In short, could big data answers this basic question: are humans, or the Sun, or something else, or a combination, causing climate changes?
Who created this picture? I've found it on Facebook, posted by Reese Jones
So what is the answer? Is global warming also taking place on Mars?
Also, I believe it is the job of the data scientist to come up with such ideas (wondering if global warming is occuring also on Mars), find the appropriate data and test. It's indeed one of the most overlooked functions of the data scientist: good experimental design and seeking external data sources when necessary. Possibly more important than doing actual analyses.
The most recent run-up on this chart, though starting from a low bottow, is the steepest one. The chart visually implies that we are back to normal, but another interpretation is that we are now on the steepest slope observed in 2,500 years.
The source of this chart is no mystery. Just google Cliff Harris and Randy Mann. This chart and their stuff are all over the web. I wonder if this chart is any good. I wonder if any of the information about climate change is any good. Experience has made me cynical. I doubt the climate change experts but at the same time I also think most of the deniers are nuts. Is there any good climate science out there?
It is an interesting diagram. The y-axis isn't labeled. The variation in the last three centuries is more due to better measurement and record keeping of course. I'd love to see the sources of the data. The speed at which the eruptions cause cooling is really interesting. There is a theory about the disappearance of the chariot, one of the longest existing military platforms in history. It appeared in 2400BCE and disappeared from inventory around 600 BCE. During that time period we see the severe weather that would have caused the droughts which formed the "Great Catastrophe" that wiped out the Egyptian Kingdom and making inefficient though culturally important symbols disappear. It's one thing to read it but in this diagram you can show it. It's a good start - more data sources, better labeling and more analysis would be great.
I was going to point that out, but realized I hadn't actually registered on the website yet. One of the things people should keep in mind is the way the data was captured over time isn't exactly in similar terms and far from precise. For example, how did they capture temperature data for 1100BC... indirectly through ice cores or some other ancient materials which are not accurate over shorter periods of time. None of which provide the same fidelity with respect to time as buoy 191 sitting off the coast of San Diego which can give water temperature data for every 30 minutes for the past 15+ years and meteorological data from another nearby station on 15 minute increments for howevern long that's been installed.

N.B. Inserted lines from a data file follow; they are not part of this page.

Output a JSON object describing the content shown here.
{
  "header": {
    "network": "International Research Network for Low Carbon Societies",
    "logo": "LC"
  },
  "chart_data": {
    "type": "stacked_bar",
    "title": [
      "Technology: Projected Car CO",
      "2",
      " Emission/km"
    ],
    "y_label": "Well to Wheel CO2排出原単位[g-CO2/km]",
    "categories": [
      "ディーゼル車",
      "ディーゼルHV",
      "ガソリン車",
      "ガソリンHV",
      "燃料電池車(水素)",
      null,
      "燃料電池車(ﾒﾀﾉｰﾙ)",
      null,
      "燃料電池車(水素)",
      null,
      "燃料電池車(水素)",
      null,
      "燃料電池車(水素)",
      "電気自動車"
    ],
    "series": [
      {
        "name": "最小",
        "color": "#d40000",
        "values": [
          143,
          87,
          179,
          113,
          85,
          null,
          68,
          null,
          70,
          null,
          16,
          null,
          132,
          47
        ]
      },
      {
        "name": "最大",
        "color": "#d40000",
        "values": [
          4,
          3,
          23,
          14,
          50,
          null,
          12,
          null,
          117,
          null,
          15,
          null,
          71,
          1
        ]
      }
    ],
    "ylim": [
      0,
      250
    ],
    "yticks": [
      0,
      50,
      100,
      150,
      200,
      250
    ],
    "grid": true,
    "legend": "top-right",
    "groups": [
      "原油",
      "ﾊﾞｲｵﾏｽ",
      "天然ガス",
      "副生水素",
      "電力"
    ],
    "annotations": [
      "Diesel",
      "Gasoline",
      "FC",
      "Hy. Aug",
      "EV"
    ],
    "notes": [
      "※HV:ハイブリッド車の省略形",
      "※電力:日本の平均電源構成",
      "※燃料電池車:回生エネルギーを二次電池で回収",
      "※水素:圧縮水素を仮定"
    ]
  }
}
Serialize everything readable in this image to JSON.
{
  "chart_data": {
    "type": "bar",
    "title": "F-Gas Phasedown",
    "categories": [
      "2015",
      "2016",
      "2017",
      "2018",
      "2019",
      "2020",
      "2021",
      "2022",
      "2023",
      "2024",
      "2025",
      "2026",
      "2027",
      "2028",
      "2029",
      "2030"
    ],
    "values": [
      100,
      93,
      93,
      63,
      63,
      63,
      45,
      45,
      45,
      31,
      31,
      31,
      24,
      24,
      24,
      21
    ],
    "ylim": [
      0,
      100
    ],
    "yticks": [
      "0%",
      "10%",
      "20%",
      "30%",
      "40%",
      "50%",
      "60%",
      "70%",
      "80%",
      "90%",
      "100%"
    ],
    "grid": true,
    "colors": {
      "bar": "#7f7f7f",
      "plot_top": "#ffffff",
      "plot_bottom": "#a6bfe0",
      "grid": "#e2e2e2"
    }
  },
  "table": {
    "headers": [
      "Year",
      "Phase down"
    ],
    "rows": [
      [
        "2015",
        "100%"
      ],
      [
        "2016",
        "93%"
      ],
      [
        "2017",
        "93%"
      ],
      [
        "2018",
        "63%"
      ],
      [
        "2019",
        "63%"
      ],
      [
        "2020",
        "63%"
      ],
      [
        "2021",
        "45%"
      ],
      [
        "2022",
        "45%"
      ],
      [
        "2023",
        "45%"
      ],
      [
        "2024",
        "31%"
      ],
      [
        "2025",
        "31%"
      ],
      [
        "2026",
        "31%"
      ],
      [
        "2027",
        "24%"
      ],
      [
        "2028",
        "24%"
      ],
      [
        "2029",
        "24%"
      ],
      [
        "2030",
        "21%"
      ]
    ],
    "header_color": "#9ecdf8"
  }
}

My point is, I think if we could go back in time and measure temperatures then as we can now, we'd find a lot more volatility in temperatures over much shorter periods of time that just can't be measured with ancient material samples.
By the way, I've also read articles a few years back that talked about how temeratures where increasing at the time on Venus. Scientists had figured out how to correlate temperature to how luminous Venus is at any given time. I also read another article even further back that had taken early records from Europe on sun spots and lined them up with Nile river flood levels and found there was a relation there as well.